Russian-made RD-180 rockets are used by the United Launch Alliance, which long was the exclusive provider of satellite launches for the Pentagon. The alliance, a joint venture of Lockheed Martin Corp. and Boeing Co., now competes for some missions against billionaire Elon Musk’s Space Exploration Technologies Corp. The company, known as SpaceX, has fought in courts and Congress to limit its competitors’ use of the RD-180 since Russian President Vladimir Putin’s forces annexed Crimea and intervened in Ukraine.
‘Bargaining Chip’
The former officials wrote in the letter dated May 20 that “for years, Russia has helped fund its growing military with capital derived” from RD-180 sales and has leveraged the Pentagon’s “dependence” as a “bargaining chip in unrelated foreign policy disputes.” The letter also was signed by former CIA Deputy Director Michael Morrell; retired Admiral James Stavridis, who was NATO commander; and former House Intelligence Committee chairman Michael Rogers of Michigan.
Air Force Secretary Deborah James and Pentagon officials have testified that building, testing and certifying a new U.S.-made engine will take longer than a 2019 deadline endorsed by some lawmakers.
Current law, established in this year’s defense appropriations spending legislation, allows RD-180s to be used beyond the limit of nine that McCain’s committee had called for in the separate defense authorization measure. Limits on the engine were resisted by Republican Senator Richard Shelby and Richard Durbin, the Senate’s No. 2 Democrat. The United Launch Alliance assembles its Atlas V rockets in Alabama, Shelby’s state, and Boeing has its headquarters in Illinois, Durbin’s state.
The fight is being renewed this year for the fiscal 2017 budget.

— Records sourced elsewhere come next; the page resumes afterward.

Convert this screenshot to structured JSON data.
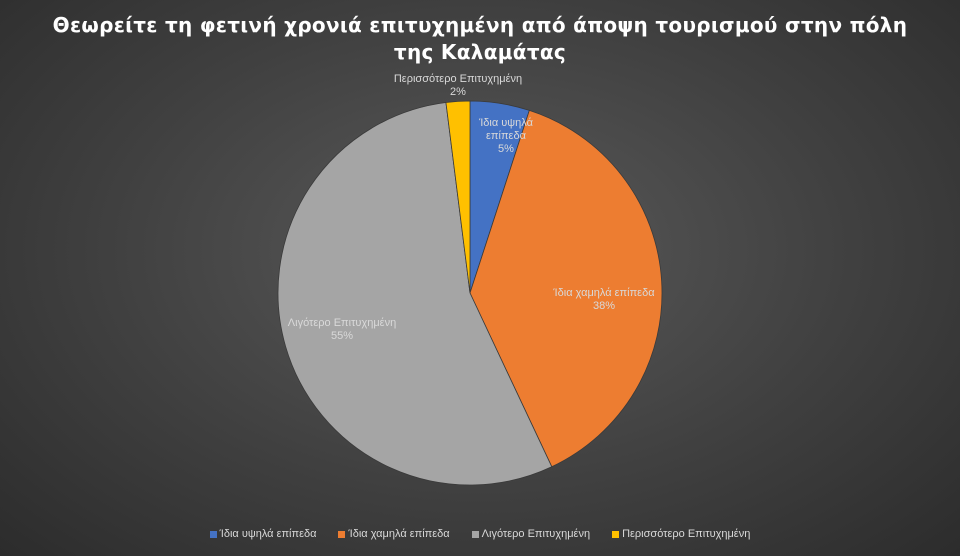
{
  "chart_data": {
    "type": "pie",
    "title": "Θεωρείτε  τη φετινή χρονιά επιτυχημένη από άποψη τουρισμού στην πόλη της Καλαμάτας",
    "slices": [
      {
        "name": "Ίδια υψηλά επίπεδα",
        "value": 5,
        "value_label": "5%",
        "label_lines": [
          "Ίδια υψηλά",
          "επίπεδα"
        ],
        "color": "#4472c4"
      },
      {
        "name": "Ίδια χαμηλά επίπεδα",
        "value": 38,
        "value_label": "38%",
        "label_lines": [
          "Ίδια χαμηλά επίπεδα"
        ],
        "color": "#ed7d31"
      },
      {
        "name": "Λιγότερο Επιτυχημένη",
        "value": 55,
        "value_label": "55%",
        "label_lines": [
          "Λιγότερο Επιτυχημένη"
        ],
        "color": "#a5a5a5"
      },
      {
        "name": "Περισσότερο Επιτυχημένη",
        "value": 2,
        "value_label": "2%",
        "label_lines": [
          "Περισσότερο Επιτυχημένη"
        ],
        "color": "#ffc000"
      }
    ],
    "legend_position": "bottom",
    "start_angle": "12 o'clock, clockwise"
  },
  "label_color": "#d9d9d9",
  "background_color": "#404040"
}
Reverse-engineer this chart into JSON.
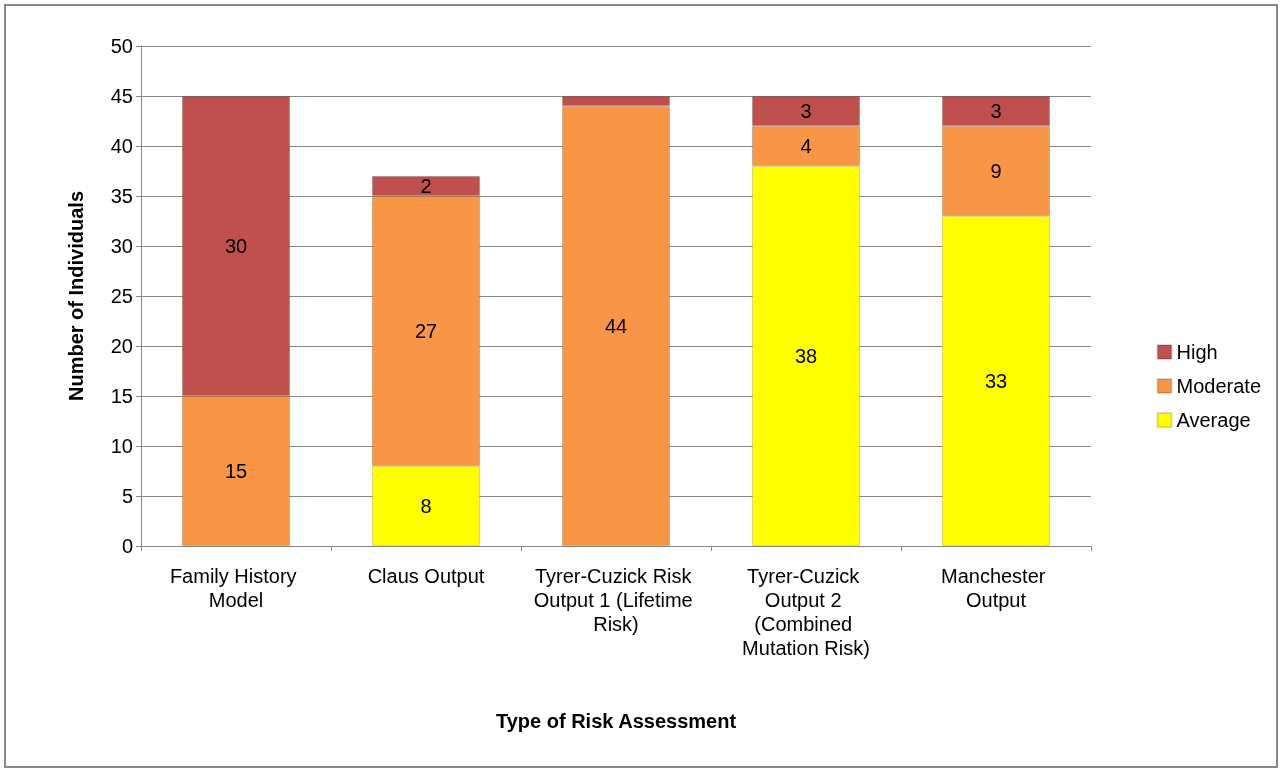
{
  "chart_data": {
    "type": "bar",
    "stacked": true,
    "xlabel": "Type of Risk Assessment",
    "ylabel": "Number of Individuals",
    "categories": [
      "Family History Model",
      "Claus Output",
      "Tyrer-Cuzick Risk Output 1 (Lifetime Risk)",
      "Tyrer-Cuzick Output 2 (Combined Mutation Risk)",
      "Manchester Output"
    ],
    "series": [
      {
        "name": "Average",
        "color": "#ffff00",
        "values": [
          null,
          8,
          null,
          38,
          33
        ],
        "value_labels": [
          null,
          "8",
          null,
          "38",
          "33"
        ]
      },
      {
        "name": "Moderate",
        "color": "#f79646",
        "values": [
          15,
          27,
          44,
          4,
          9
        ],
        "value_labels": [
          "15",
          "27",
          "44",
          "4",
          "9"
        ]
      },
      {
        "name": "High",
        "color": "#c0504d",
        "values": [
          30,
          2,
          1,
          3,
          3
        ],
        "value_labels": [
          "30",
          "2",
          null,
          "3",
          "3"
        ]
      }
    ],
    "ylim": [
      0,
      50
    ],
    "yticks": [
      0,
      5,
      10,
      15,
      20,
      25,
      30,
      35,
      40,
      45,
      50
    ],
    "grid": "y",
    "legend": "right"
  }
}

While McCain’s version of the defense policy bill would again hold the line at nine Russian engines, the House version of that bill would allow as many as 18. The Senate Appropriations Committee’s funding bill for fiscal 2017 says that the Pentagon contracts should be “available to all certified launch providers regardless of the country of origin of the launch vehicle rocket engine.”
The U.S. Treasury reaffirmed in March that it’s not imposing sanctions on the Russian company that makes the disputed engines. McCain says the company is “controlled by two sanctioned cronies” of Putin.